Fischback knew the history. Arm surgeries for pitchers pretty much act like brick walls. You either pick up enough steam to get past it, or you simply never do. Not even MLB stars like Mark Prior and Jason Schmidt could work hard enough to revive their careers after arm injuries.
But digit by digit on the radar gun, Fischback aimed for a comeback.
“He went through weeks and months at a time where things didn’t get better and we had to shut him down and revaluate his throwing program,” head coach Larry Lee said. “He got to a certain point where progress was very slow and limited.”
And despite setback after setback, Fischback kept to it. Velocity remains the hardest thing to regain. Before the injury, Fischback would consistently clock a low 90 mile per hour fastball. During his recovery, he would sit in the bullpen and — at best — scrape 81.
Two years later, after countless hours in the bullpen, Fischback is back to an 86-89 mile per hour fastball, almost 10 miles per hour better than what he was throwing in the fall.
“He has worked really hard and he has been rehabbing,” pitcher Kyle Anderson said. “He is definitely putting in the work and it is his time now, he deserves it.”
Don’t call it a comeback
Pitching hasn’t been Cal Poly’s strong suit in recent seasons.
With a staff ERA of 6.75, Cal Poly struggled to a 23-32 record last year. Injuries plagued the Mustangs on the mound, and with relievers filling in for starters, it was hard for Cal Poly to find success. With Fischback now healthy, some of his teammates are hoping they can turn that number around. The better Fischback can do, the better the team will do, Anderson said.
“I think those will correlate pretty strongly,” Anderson said. “If he pitches real well, like I know he can, I feel like we can go a long way.”
If Fischback does return to the pitcher he used to be, Lee will have a new weapon to work with. With Mason Radeke starting on Fridays, Fischback is expected to pitch Saturdays and provide a 1-2 punch Cal Poly hasn’t had for years.
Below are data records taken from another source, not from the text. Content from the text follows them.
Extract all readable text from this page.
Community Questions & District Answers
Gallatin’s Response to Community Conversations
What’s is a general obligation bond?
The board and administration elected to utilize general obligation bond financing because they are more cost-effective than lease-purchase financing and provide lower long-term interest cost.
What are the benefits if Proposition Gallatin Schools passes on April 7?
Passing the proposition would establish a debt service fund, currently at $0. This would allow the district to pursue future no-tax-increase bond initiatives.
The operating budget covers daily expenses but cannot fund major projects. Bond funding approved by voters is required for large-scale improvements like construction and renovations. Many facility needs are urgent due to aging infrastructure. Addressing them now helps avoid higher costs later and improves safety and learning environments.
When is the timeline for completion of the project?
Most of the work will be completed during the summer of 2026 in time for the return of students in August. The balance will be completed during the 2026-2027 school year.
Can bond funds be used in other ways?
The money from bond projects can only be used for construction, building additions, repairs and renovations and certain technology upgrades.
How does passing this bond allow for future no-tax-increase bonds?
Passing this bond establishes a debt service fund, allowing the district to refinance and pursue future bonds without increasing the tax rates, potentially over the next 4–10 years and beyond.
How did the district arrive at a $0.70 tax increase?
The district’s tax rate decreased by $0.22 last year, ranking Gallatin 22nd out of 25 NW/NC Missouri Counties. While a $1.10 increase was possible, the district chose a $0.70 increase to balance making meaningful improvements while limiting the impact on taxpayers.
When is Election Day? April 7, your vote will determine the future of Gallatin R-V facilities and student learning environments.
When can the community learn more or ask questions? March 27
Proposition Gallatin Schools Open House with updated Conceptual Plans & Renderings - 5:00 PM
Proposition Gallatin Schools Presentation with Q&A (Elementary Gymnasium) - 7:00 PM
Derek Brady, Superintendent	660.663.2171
“He is a key component of having a good weekend starting rotation,” Lee said. “We’re hoping that as the season progresses, he gets better with each outing. He’ll be a big part of our success, so we hope that he gets back to where he used to be.”
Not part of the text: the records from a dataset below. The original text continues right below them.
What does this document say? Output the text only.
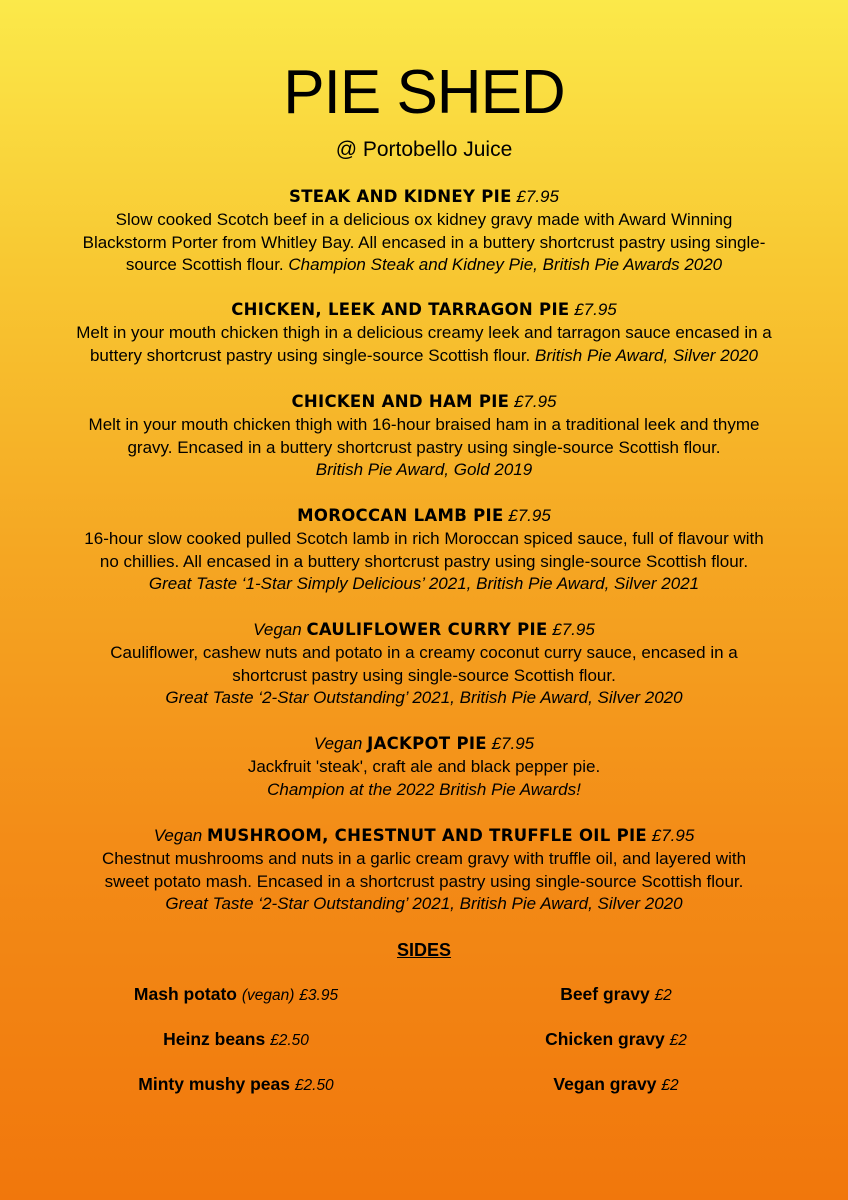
PIE SHED
@ Portobello Juice
STEAK AND KIDNEY PIE £7.95
Slow cooked Scotch beef in a delicious ox kidney gravy made with Award Winning
Blackstorm Porter from Whitley Bay. All encased in a buttery shortcrust pastry using single-
source Scottish flour. Champion Steak and Kidney Pie, British Pie Awards 2020
CHICKEN, LEEK AND TARRAGON PIE £7.95
Melt in your mouth chicken thigh in a delicious creamy leek and tarragon sauce encased in a
buttery shortcrust pastry using single-source Scottish flour. British Pie Award, Silver 2020
CHICKEN AND HAM PIE £7.95
Melt in your mouth chicken thigh with 16-hour braised ham in a traditional leek and thyme
gravy. Encased in a buttery shortcrust pastry using single-source Scottish flour.
British Pie Award, Gold 2019
MOROCCAN LAMB PIE £7.95
16-hour slow cooked pulled Scotch lamb in rich Moroccan spiced sauce, full of flavour with
no chillies. All encased in a buttery shortcrust pastry using single-source Scottish flour.
Great Taste ‘1-Star Simply Delicious’ 2021, British Pie Award, Silver 2021
Vegan CAULIFLOWER CURRY PIE £7.95
Cauliflower, cashew nuts and potato in a creamy coconut curry sauce, encased in a
shortcrust pastry using single-source Scottish flour.
Great Taste ‘2-Star Outstanding’ 2021, British Pie Award, Silver 2020
Vegan JACKPOT PIE £7.95
Jackfruit 'steak', craft ale and black pepper pie.
Champion at the 2022 British Pie Awards!
Vegan MUSHROOM, CHESTNUT AND TRUFFLE OIL PIE £7.95
Chestnut mushrooms and nuts in a garlic cream gravy with truffle oil, and layered with
sweet potato mash. Encased in a shortcrust pastry using single-source Scottish flour.
Great Taste ‘2-Star Outstanding’ 2021, British Pie Award, Silver 2020
SIDES
Mash potato (vegan) £3.95
Heinz beans £2.50
Minty mushy peas £2.50
Beef gravy £2
Chicken gravy £2
Vegan gravy £2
After what seemed to be an improbable comeback to the field this season, Fischback is certainly on that path. Against Missouri, Fischback retired nine straight batters and posted three straight scoreless innings. He then went on to shutout Oklahoma State in three innings after giving up three runs in the first last Sunday.
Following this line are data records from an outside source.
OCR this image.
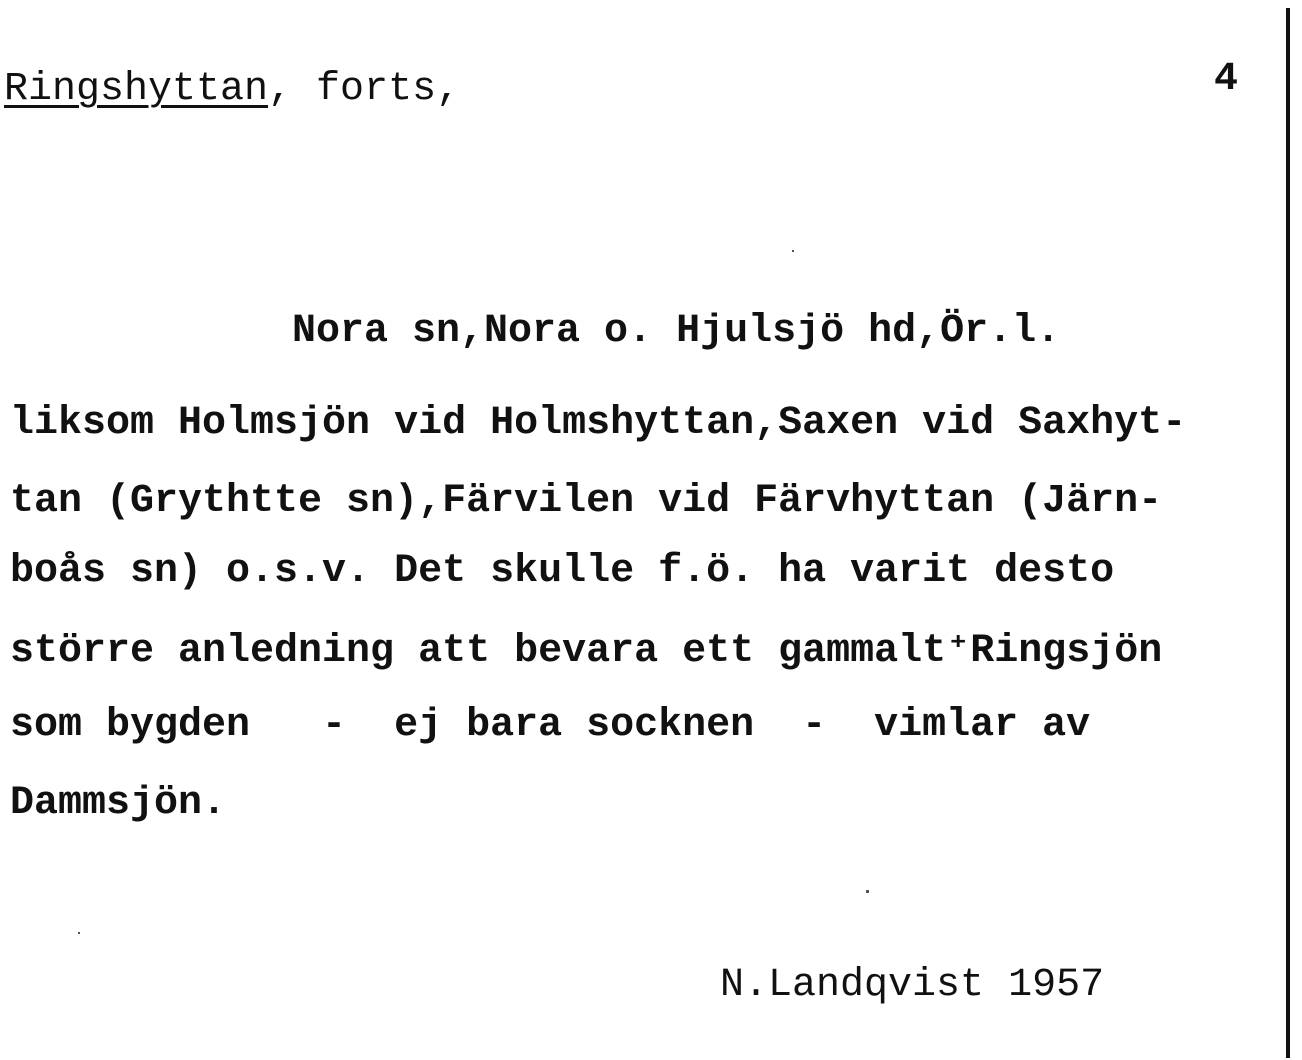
Ringshyttan, forts,	4
Nora sn,Nora o. Hjulsjö hd,Ör.l.
liksom Holmsjön vid Holmshyttan,Saxen vid Saxhyt-
tan (Grythtte sn),Färvilen vid Färvhyttan (Järn-
boås sn) o.s.v. Det skulle f.ö. ha varit desto
större anledning att bevara ett gammalt⁺Ringsjön
som bygden   -  ej bara socknen  -  vimlar av
Dammsjön.
N.Landqvist 1957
“I think as the season goes on, there is no reason he can’t get back to what he was doing on the mound as a sophomore,” Anderson said.
Still, after a comeback where Fischback showed everybody the things he can do, there are still things he can’t. But amidst all the negatives, Fischback sees positives. In the process of picking up the pieces of a shattered MLB dream, baseball has become less stressful. There are no more scouts to impress, and no more stats to pad.
Slowly, this game has become so much more than just a shot at a paycheck.
“Baseball has become a lot more fun,” Fischback said. “I don’t view it as a future career anymore. I would welcome being drafted after this year, but it has become a lot more about just enjoying my last year and leaving everything on the table.”
And for Fischback, that satisfaction is worth millions.